We show how counterfactual metrics can be modified to behave reasonably in patient-facing ranking systems.
- Score: 62.53919624802853
- License: http://creativecommons.org/licenses/by/4.0/
- Abstract: From the social sciences to machine learning, it has been well documented
that metrics to be optimized are not always aligned with social welfare. In
healthcare, Dranove et al. (2003) showed that publishing surgery mortality
metrics actually harmed the welfare of sicker patients by increasing provider
selection behavior. We analyze the incentive misalignments that arise from such
average treated outcome metrics, and show that the incentives driving treatment
decisions would align with maximizing total patient welfare if the metrics (i)
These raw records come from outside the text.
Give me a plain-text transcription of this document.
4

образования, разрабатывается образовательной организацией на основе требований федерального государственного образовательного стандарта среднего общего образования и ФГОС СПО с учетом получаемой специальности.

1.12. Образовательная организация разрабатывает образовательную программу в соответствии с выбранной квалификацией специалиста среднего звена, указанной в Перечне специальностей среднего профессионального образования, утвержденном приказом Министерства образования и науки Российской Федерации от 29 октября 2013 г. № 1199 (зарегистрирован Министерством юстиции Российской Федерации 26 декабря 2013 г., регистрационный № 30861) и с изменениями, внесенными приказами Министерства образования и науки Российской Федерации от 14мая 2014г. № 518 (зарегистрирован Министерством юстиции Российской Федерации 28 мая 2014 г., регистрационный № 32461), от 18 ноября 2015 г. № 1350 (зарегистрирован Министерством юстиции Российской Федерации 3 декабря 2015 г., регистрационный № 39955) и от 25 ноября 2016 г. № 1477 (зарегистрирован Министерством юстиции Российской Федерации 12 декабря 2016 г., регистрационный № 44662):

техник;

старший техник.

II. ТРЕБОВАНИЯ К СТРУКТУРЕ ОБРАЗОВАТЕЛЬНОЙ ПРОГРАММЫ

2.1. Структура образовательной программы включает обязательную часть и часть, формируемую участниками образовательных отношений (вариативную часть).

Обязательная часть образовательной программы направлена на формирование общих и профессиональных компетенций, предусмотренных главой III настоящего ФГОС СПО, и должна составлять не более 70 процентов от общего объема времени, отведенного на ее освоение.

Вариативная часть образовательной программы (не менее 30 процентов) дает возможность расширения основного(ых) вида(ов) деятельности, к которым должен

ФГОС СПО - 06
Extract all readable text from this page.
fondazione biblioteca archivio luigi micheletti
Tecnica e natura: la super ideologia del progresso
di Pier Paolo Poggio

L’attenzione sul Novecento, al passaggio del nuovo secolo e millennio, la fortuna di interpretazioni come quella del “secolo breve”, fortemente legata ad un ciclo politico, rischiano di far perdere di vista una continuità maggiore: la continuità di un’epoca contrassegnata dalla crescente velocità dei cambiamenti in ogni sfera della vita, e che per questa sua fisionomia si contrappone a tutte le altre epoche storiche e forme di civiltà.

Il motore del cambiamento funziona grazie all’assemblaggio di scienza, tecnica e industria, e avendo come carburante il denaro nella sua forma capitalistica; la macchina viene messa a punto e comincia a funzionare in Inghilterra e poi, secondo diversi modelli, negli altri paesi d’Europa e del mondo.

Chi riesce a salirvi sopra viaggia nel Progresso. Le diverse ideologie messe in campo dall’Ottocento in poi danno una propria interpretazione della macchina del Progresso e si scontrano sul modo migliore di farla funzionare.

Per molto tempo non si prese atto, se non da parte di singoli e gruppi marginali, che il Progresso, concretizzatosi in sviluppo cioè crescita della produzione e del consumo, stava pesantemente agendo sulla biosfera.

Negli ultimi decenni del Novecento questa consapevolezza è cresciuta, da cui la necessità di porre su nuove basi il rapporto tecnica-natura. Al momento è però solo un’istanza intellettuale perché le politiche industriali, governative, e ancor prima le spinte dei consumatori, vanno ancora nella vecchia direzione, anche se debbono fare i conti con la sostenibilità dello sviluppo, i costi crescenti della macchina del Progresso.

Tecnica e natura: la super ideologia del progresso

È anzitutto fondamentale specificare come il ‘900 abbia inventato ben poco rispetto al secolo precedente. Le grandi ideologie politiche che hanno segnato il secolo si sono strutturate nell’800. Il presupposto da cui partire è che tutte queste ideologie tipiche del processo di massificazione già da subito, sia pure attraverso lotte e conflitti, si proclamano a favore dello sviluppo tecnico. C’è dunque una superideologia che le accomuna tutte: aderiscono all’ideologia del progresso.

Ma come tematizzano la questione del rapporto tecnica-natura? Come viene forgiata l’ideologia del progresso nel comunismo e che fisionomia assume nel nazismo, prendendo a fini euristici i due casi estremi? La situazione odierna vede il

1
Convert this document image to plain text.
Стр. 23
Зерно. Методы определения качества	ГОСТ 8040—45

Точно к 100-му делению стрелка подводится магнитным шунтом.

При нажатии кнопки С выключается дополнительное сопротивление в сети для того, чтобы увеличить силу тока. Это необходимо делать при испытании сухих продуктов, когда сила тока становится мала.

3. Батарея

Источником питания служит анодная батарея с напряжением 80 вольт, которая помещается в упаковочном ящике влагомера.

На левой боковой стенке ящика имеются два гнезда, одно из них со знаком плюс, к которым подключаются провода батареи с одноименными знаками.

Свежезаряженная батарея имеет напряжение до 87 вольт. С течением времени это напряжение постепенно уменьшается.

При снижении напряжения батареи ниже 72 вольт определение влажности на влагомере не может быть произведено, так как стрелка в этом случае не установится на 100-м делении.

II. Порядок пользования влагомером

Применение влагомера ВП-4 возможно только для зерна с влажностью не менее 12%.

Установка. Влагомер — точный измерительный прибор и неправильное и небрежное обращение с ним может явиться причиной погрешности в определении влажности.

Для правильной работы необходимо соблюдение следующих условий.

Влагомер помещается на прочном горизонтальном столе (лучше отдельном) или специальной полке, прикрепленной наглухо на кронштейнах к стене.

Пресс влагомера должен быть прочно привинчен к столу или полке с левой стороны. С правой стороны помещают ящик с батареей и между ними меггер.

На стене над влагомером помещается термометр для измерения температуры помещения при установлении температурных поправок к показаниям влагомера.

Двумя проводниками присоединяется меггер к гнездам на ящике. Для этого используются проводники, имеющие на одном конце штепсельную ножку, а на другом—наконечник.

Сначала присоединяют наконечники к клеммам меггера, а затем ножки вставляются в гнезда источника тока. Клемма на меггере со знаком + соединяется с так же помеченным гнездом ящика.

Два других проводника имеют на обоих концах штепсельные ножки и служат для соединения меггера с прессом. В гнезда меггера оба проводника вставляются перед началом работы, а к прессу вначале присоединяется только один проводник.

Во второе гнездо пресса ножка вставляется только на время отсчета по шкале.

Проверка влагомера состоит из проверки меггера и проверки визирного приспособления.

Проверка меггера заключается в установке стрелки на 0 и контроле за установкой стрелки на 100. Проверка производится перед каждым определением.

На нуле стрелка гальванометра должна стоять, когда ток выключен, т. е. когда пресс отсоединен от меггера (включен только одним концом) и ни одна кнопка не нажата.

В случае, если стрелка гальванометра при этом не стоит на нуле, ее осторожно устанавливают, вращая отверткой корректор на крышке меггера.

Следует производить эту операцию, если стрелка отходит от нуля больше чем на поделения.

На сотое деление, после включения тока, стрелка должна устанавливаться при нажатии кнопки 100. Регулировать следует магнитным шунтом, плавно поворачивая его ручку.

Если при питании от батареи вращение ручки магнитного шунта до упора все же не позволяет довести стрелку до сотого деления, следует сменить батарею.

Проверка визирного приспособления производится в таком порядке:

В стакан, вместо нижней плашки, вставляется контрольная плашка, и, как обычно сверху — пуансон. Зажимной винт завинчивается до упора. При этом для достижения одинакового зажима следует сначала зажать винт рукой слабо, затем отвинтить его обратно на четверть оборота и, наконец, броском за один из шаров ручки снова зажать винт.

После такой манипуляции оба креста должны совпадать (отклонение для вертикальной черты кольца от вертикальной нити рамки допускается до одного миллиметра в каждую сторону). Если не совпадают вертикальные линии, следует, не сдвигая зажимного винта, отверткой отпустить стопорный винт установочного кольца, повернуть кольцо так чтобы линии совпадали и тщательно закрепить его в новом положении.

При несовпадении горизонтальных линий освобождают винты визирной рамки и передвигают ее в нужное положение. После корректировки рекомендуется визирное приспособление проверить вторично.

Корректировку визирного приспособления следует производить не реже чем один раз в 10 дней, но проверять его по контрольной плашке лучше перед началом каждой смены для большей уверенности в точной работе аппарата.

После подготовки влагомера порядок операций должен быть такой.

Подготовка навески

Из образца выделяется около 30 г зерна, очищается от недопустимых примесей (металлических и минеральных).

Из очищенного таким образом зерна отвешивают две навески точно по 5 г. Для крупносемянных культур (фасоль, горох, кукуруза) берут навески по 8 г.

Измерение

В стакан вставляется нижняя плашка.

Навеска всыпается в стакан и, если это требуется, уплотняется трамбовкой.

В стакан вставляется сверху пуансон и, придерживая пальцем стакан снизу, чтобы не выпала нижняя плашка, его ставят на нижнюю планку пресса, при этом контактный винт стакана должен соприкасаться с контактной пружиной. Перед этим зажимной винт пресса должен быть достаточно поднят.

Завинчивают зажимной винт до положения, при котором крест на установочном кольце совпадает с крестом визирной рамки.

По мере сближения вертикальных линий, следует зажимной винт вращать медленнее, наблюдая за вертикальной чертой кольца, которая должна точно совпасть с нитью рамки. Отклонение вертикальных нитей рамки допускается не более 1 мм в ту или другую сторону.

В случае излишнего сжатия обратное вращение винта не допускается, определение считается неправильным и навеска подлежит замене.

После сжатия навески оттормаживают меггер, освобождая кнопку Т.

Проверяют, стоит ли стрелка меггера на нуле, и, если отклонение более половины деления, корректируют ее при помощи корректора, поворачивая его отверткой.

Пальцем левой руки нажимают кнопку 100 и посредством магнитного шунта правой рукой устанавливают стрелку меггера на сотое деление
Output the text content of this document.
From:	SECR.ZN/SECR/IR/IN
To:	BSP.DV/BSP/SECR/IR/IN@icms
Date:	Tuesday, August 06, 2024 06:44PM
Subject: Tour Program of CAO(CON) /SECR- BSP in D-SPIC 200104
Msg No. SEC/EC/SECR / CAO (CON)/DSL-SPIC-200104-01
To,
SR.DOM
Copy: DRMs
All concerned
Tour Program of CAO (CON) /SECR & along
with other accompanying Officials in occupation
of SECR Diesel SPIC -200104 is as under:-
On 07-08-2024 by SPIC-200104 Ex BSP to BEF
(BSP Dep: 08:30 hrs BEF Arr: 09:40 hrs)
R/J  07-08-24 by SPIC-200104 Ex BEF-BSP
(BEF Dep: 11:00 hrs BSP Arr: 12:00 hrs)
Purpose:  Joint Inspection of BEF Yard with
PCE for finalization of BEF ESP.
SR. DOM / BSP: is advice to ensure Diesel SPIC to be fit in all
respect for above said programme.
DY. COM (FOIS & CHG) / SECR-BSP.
accounted for counterfactual untreated outcomes and (ii) considered total
welfare instead of averaging over treated patients. Operationalizing this, we
show how counterfactual metrics can be modified to behave reasonably in
patient-facing ranking systems. Extending to realistic settings when providers
observe more about patients than the regulatory agencies do, we bound the decay
in performance by the degree of information asymmetry between principal and
agent. In doing so, our model connects principal-agent information asymmetry
with unobserved heterogeneity in causal inference.